Mais alors, quand on voit que des dirigeants de la France ont organisé de l'esclavage, de la colonisation, ou organisent encore du pillage, on peut dire selon Jaspers que c'est la France elle-même qui a pratiqué l'esclavage, la colonisation, ou le pillage. Et toutes les dimensions de la France sont alors accusées de crimes. Le principe de coordination, en soi, qu'est l'État français d'un point de vue scientifique, a pratiqué l'ingérence et le massacre de foules. La police en soi et pas simplement des policiers, la justice en soi et pas simplement des juges, l'armée en soi et pas simplement des militaires, l'organe éducatif en soi, l'organe chargé d'organiser des moments de vie collective ou une vie culturelle en soi. Les formes culturelles que porte la France ont pratiqué l'esclavage. Du Bellay, Rabelais, Ronsart et Montaigne, La Fontaine, La Bruyère, Diderot et Rousseau. Ou les formes de sociabilité au Moyen-âge, fêtes païennes ou religieuses, croyances populaires. Les cathédrales, les châteaux. Le théâtre qui a vu toutes ces scènes singulières de la vie des hommes, qu'est aussi la France, a colonisé des pays d'Afrique et d'Asie. La révolution française, la construction de la IIIème République. Le sol dans lequel reposent les morts de la France pille aujourd'hui des pays d'Afrique. La relation éthique dans laquelle sont engagés les Français a pratiqué la torture, et le fait donc pour un Français de s'engager dans cette relation éthique, de se sentir des droits et des devoirs vis à vis des autres Français et de la France, devient aussi imprégné d'une odeur de crime.(1)(2)
Or d'un point de vue scientifique, aucune de ces choses n'a fait ces actes criminels : soit parce qu'elle est de ce point de vue quelque chose d'inanimé, qui n'agit pas ; soit parce qu'elle n'est même pas observable par la science, et conçue rationnellement comme un objet inanimé.
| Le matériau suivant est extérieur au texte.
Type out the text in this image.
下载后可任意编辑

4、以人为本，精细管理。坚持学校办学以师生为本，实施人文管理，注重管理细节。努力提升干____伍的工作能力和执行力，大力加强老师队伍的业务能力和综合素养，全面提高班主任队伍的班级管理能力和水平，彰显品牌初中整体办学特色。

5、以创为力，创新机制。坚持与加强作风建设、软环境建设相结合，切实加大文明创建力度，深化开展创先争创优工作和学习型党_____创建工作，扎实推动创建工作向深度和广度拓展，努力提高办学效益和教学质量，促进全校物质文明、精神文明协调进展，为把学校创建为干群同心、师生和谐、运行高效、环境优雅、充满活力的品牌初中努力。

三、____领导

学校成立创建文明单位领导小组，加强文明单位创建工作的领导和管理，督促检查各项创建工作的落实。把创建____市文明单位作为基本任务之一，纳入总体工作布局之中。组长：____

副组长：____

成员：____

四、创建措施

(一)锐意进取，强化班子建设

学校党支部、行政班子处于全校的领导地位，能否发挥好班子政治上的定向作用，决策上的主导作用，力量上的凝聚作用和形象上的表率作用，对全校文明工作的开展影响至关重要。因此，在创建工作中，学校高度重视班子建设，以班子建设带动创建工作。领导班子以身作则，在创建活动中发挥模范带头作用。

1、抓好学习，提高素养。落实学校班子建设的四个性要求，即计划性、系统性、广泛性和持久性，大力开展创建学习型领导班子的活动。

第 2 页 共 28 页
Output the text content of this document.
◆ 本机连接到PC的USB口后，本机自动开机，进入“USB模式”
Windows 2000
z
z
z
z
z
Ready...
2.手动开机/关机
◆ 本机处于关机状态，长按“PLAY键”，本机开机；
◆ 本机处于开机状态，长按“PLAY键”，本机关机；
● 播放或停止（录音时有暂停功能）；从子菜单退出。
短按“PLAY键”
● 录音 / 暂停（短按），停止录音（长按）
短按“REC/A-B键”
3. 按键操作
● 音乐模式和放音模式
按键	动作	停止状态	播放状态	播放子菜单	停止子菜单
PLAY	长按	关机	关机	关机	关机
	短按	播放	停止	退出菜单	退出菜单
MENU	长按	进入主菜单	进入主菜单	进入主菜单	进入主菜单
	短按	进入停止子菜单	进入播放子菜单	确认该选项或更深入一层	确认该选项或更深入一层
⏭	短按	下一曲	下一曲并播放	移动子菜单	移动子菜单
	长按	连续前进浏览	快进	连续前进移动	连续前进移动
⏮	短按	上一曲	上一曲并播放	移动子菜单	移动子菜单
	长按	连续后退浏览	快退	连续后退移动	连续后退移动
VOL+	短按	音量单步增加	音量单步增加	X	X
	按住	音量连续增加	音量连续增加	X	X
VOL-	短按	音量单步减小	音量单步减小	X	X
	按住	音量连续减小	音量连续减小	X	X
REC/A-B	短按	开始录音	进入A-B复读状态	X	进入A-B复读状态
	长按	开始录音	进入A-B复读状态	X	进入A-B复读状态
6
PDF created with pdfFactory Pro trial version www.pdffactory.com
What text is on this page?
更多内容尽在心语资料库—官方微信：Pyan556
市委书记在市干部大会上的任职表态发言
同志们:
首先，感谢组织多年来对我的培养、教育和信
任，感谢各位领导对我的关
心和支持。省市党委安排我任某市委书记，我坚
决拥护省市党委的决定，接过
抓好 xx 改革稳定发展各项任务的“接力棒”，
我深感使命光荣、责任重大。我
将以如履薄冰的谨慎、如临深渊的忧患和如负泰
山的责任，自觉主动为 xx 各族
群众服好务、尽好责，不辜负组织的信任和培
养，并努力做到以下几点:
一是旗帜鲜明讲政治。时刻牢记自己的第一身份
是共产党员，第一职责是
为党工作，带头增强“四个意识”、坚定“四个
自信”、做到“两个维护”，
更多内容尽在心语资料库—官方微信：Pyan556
Et il ne serait pas bon, que le fait que des Français parfois influents aient fait tel ou tel acte (puisque c'est bien la seule chose qu'on voit scientifiquement), permette à des Français de se sentir dispensés de s'engager dans une relation éthique vis à vis de toutes ces choses qui font la France, et vis à vis des autres Français (en concevant bien sûr cette obligation de s'engager dans cette relation éthique comme une obligation morale, selon une morale particulière en laquelle on croit, et non pas comme une obligation légale comme dans un État totalitaire).
Il y a une morale qui nous dit que la population parmi laquelle on vit, et la société dans laquelle on vit, ne sont pas identiques à quelques uns de leurs membres criminels souvent influents. Et qu'à cette société, à cet État et à la plupart de ses agents, à la plupart de ces gens qu'on croise dans la rue (et qui eux veulent souvent le bien, la justice dans leur société, le respect des autres sociétés), à ce sol qu'on foule avec son histoire, ses fleurs et ses fruits, on doit au moins du respect voire de la gratitude, et on leur doit de les regarder autrement que comme des criminels. Il faut donc, d'une manière ou d'une autre, couper, ou au moins modifier sensiblement ce lien de responsabilité que met Jaspers, entre ces choses qui constituent la France telle qu'on peut l'aimer et s'en sentir aimé, et les crimes de certains Français.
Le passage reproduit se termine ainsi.